Very recently, the Chinese yuan dropped to the lowest value the currency has reached in one year. Specifically, the currency decreased to 6.23 yuan to the US dollar on March 20. Moreover, since the beginning of 2014, this currency has fallen just over 2.5% in value.

Previously, many viewed the yuan as a safe currency to invest in as the currency increased approximately 9% in value since mid 2010. The Chinese government previously strictly controlled the value of the yuan, and not surprisingly, favorable exchange rates increased net exports. However, today, due to a more flexible government policy, the yuan can move 2% up or down a set rate on a daily basis.

Many individuals believe that this strategy from the Chinese central bank will help to put an end to the influx of “hot money” into the country. This term refers to the process where money from foreign countries with low interest rates invest in China with the goal of making a significant amount of money.

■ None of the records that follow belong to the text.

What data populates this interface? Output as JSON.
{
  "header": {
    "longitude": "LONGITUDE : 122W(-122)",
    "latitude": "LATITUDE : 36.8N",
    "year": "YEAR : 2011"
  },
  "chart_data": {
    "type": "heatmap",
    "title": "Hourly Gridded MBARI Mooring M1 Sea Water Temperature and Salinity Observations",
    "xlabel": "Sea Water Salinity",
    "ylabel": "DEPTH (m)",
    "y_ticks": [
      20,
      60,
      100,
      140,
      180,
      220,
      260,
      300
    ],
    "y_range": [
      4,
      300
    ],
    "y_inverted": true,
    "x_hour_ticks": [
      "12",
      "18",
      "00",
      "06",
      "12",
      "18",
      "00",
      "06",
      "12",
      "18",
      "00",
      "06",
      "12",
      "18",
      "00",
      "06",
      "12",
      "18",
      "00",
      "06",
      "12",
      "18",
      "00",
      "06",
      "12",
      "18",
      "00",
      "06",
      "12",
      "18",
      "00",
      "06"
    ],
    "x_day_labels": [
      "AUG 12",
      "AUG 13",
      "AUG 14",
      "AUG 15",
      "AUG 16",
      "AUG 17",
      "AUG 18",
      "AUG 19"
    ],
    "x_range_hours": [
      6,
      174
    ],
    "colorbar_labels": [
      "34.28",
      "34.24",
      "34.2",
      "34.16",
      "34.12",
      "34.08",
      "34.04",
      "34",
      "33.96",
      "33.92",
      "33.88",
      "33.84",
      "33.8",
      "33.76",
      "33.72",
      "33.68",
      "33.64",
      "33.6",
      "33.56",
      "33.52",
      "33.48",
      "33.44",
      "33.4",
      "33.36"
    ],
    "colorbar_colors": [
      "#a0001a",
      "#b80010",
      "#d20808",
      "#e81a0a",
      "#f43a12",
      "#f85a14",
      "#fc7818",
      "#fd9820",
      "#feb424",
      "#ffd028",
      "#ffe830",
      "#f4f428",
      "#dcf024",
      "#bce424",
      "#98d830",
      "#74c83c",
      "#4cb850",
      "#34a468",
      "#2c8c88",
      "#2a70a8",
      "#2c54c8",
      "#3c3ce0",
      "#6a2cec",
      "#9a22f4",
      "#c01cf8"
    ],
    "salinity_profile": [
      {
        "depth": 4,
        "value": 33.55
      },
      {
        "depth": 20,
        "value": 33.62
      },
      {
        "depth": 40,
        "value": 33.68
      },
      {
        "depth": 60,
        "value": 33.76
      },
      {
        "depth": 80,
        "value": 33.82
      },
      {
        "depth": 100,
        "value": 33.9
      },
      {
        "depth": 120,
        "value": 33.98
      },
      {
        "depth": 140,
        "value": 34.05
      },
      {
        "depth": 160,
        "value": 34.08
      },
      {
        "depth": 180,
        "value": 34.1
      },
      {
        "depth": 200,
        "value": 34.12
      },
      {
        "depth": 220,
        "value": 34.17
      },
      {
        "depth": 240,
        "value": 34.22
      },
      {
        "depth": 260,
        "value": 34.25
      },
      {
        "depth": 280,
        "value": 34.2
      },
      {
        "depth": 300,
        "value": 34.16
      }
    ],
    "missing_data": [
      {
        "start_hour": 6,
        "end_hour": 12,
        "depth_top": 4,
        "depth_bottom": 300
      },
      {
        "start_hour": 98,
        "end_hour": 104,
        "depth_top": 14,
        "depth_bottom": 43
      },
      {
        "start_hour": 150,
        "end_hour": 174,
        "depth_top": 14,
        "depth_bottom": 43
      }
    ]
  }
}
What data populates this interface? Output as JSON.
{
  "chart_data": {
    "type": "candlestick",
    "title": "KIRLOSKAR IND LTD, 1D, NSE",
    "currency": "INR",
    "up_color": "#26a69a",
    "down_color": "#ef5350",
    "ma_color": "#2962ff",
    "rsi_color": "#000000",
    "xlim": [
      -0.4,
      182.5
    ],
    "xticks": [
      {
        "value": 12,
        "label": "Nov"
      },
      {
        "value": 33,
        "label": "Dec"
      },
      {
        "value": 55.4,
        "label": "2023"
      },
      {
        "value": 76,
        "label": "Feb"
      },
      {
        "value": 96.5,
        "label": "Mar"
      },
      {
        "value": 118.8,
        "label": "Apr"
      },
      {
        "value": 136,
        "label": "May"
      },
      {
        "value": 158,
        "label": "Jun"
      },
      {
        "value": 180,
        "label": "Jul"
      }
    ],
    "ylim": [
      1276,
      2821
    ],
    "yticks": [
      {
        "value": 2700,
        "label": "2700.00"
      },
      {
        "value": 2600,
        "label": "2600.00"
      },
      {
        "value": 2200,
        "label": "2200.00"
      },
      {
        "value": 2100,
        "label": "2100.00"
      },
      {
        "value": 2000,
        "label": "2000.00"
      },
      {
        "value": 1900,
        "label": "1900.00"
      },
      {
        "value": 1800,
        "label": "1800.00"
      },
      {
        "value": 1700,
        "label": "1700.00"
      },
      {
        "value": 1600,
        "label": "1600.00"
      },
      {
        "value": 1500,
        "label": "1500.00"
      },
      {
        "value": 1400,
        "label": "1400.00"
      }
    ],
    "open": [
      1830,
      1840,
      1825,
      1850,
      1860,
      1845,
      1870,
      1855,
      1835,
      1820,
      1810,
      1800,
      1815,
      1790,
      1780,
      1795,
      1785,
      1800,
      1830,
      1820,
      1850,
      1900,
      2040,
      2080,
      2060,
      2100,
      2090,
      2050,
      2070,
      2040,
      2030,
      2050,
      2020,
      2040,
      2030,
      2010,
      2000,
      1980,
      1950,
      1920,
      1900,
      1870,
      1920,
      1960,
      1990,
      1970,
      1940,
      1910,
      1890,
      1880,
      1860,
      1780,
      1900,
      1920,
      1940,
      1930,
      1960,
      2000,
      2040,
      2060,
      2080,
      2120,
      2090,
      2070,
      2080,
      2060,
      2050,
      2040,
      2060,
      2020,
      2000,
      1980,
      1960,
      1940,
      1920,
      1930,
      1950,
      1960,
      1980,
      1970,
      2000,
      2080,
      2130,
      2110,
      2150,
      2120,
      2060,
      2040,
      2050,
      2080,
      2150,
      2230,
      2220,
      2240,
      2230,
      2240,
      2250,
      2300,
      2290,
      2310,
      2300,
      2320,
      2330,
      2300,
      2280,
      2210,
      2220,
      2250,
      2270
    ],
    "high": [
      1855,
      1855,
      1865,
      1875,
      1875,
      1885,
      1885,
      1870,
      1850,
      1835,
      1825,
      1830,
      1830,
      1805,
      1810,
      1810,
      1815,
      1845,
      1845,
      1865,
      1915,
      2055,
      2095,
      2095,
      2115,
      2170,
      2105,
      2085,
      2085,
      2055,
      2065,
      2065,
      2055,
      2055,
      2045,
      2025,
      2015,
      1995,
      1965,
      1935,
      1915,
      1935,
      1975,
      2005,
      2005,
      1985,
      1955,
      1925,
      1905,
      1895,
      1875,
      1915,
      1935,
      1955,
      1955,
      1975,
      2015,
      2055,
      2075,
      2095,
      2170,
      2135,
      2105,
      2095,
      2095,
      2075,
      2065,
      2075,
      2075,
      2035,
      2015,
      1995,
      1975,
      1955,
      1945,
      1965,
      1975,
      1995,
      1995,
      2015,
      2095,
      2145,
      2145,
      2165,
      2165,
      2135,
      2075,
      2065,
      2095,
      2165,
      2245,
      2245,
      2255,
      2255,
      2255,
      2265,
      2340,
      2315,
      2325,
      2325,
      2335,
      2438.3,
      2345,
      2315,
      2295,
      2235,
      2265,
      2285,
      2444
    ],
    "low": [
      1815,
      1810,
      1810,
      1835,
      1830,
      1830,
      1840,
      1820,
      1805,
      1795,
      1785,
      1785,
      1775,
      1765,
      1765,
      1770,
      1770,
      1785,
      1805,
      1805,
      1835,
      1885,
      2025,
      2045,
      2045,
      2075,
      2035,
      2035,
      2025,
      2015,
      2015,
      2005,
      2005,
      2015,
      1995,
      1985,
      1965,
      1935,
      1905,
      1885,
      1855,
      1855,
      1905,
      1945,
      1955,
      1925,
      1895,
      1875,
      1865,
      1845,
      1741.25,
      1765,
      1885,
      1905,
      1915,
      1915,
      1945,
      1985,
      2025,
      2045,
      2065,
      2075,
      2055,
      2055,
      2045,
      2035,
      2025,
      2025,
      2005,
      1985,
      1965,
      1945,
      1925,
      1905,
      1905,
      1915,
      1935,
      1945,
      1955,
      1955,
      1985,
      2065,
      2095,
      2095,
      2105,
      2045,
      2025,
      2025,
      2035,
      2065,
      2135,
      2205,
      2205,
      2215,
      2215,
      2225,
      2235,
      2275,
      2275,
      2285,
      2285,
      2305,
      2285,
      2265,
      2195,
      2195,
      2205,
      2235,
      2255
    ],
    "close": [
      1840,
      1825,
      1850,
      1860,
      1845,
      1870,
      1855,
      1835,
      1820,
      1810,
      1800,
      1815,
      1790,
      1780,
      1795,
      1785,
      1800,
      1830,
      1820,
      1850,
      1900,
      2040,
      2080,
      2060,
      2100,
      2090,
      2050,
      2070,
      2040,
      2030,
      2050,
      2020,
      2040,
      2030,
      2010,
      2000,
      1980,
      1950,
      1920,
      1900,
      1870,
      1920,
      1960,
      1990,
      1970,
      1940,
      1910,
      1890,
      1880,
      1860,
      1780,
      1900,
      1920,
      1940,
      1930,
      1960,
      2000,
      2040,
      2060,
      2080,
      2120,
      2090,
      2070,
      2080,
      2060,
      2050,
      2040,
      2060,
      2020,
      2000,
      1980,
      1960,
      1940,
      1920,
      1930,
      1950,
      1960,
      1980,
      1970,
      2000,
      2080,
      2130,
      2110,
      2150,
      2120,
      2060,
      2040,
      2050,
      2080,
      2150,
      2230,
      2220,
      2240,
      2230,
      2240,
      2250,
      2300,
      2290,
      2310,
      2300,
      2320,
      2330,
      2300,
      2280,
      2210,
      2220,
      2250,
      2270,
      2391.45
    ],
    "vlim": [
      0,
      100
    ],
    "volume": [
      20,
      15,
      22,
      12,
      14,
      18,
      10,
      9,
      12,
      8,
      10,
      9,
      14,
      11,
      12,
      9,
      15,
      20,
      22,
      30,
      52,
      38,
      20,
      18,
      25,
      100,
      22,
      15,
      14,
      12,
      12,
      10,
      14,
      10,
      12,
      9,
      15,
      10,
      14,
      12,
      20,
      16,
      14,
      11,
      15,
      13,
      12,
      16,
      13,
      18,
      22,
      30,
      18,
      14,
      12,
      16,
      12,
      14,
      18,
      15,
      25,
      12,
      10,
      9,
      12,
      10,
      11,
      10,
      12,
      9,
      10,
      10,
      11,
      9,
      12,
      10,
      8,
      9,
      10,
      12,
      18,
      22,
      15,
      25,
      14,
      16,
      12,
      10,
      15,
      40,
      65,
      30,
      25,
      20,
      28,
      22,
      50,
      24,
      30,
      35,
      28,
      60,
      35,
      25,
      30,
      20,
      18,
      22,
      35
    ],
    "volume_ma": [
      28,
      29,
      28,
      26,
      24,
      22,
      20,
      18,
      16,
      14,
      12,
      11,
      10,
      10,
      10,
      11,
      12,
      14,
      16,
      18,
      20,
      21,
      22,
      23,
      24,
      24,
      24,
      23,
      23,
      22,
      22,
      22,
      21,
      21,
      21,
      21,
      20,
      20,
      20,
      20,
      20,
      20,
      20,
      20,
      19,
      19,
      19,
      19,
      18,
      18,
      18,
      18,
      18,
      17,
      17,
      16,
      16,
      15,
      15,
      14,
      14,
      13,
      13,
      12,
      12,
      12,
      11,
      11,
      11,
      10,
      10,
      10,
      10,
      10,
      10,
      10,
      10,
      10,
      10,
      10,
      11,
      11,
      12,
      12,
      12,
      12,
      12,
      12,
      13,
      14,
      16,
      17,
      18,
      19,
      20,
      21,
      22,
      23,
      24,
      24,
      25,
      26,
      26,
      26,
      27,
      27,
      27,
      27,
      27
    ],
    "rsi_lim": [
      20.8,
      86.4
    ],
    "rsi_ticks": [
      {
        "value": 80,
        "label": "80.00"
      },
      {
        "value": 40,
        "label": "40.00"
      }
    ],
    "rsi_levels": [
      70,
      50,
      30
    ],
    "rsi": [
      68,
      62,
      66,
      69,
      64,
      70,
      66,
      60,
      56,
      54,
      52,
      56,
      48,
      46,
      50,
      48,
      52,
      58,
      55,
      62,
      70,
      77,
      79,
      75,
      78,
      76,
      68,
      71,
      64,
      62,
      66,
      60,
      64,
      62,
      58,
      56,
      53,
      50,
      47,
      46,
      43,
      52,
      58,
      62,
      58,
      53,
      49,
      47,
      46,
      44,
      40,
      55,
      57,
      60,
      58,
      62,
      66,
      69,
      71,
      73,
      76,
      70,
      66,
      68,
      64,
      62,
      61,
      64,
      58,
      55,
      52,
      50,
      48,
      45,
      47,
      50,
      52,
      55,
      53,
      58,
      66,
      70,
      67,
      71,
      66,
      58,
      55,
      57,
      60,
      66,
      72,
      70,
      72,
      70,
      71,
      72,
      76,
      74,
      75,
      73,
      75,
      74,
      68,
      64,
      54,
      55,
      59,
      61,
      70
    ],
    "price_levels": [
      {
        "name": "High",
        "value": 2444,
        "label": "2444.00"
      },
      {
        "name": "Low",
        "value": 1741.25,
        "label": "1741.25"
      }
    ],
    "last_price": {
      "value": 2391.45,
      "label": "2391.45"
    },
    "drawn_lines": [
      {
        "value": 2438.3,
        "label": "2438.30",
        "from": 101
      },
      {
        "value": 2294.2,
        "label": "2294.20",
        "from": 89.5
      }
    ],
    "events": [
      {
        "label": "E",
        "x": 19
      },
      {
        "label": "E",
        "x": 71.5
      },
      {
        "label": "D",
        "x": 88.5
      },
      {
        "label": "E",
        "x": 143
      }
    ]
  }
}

That said, many investors look at the current value of the yuan as more of a reflection of the state of the Chinese economy. After all, the economy slowed down at the beginning of the year and financial defaults are becoming a larger problem in Chinese markets. For instance, very recently the Chaori Solar Energy company in Shanghai stated that it can no longer meet its bond payments. Additionally, the largest steel company in China recently defaulted on a debt to the amount of CNY 3 billion.

In years gone by, the Chinese government would have helped these companies by either providing extensions or bailouts; however, today, the government is not likely to intervene in these types of matters. With this type of policy, the Chinese economy will most likely strengthen in the long term. However, in the short term, the Chinese yuan could depreciate further.